Half an acre is 21,780 square feet. That is roughly the size of a standard suburban lot with room for a 2,500 sq ft house, a two-car garage, a pool, and generous yard space. For reference, a 150 ft x 145 ft rectangular lot is approximately half an acre.
Five acres equals 217,800 square feet. To picture it, five acres is about 3.78 football fields (each football field including end zones is 57,600 sq ft). It is a common minimum lot size in rural and agricultural zoning districts across the United States.
A quarter acre is 10,890 square feet. A common rectangular shape for a quarter-acre lot is about 104 ft x 105 ft. This is the classic American suburban lot size — enough for a standard single-family home with a front yard, back yard, and driveway.
Yes, an acre is smaller than a full football field including end zones but larger than the playing field alone. A regulation football field with both end zones is 57,600 sq ft (1.32 acres), while the playing area between goal lines is 48,000 sq ft (1.10 acres). One acre at 43,560 sq ft covers about 91% of the playing field.
Multiply the number of acres by 43,560. For example, 2.5 acres times 43,560 equals 108,900 square feet. For fractional acres, the same formula applies — 0.75 acres times 43,560 equals 32,670 sq ft. The multiplication works for any value, including decimals.

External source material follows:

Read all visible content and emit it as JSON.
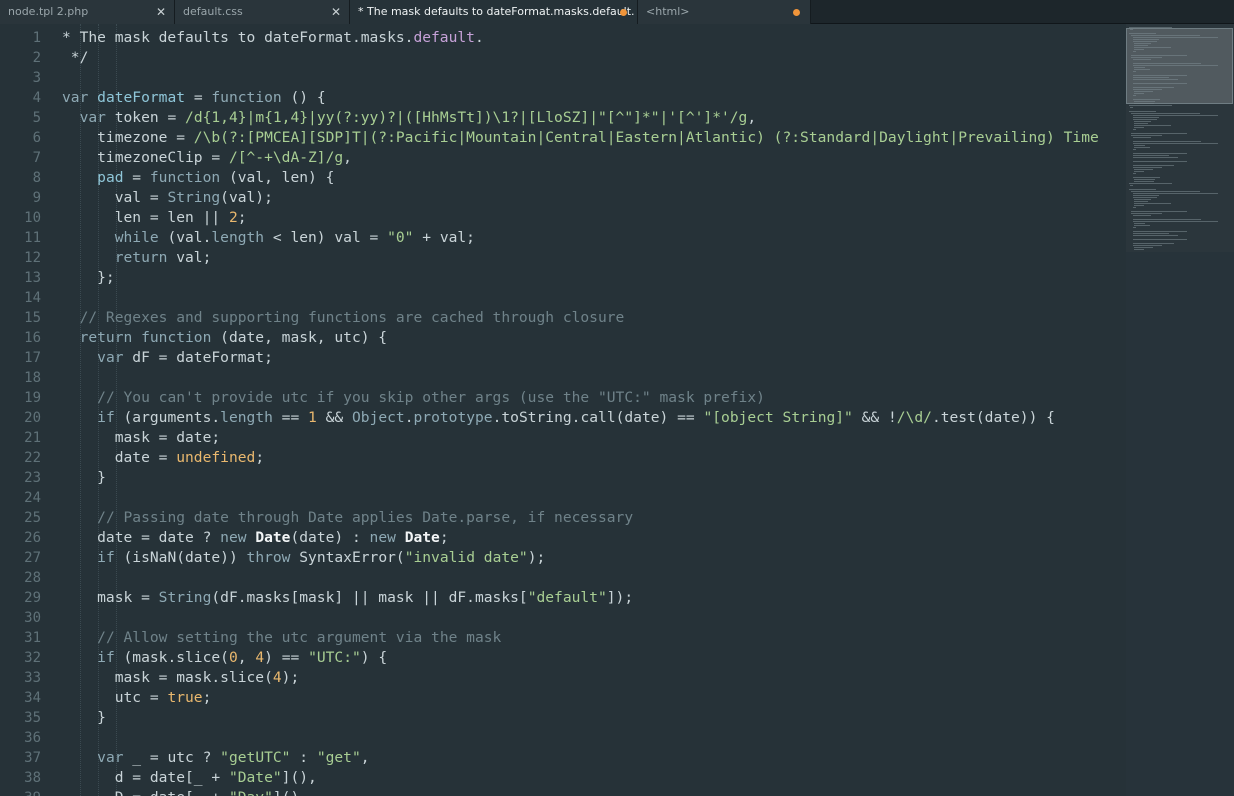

The median U.S. residential lot for new construction is about 0.19 acres (8,177 sq ft) according to Census Bureau data. However, lot sizes vary dramatically by region — urban lots in San Francisco average 0.07 acres (3,000 sq ft) while rural properties in Texas might start at 1 acre (43,560 sq ft) or more.
Acres and square feet both measure area, but at different scales. Square feet measure smaller areas like rooms and houses, while acres measure larger areas like lots, farms, and parks. One acre contains 43,560 square feet, making acres the practical choice for land transactions where quoting hundreds of thousands of square feet would be unwieldy.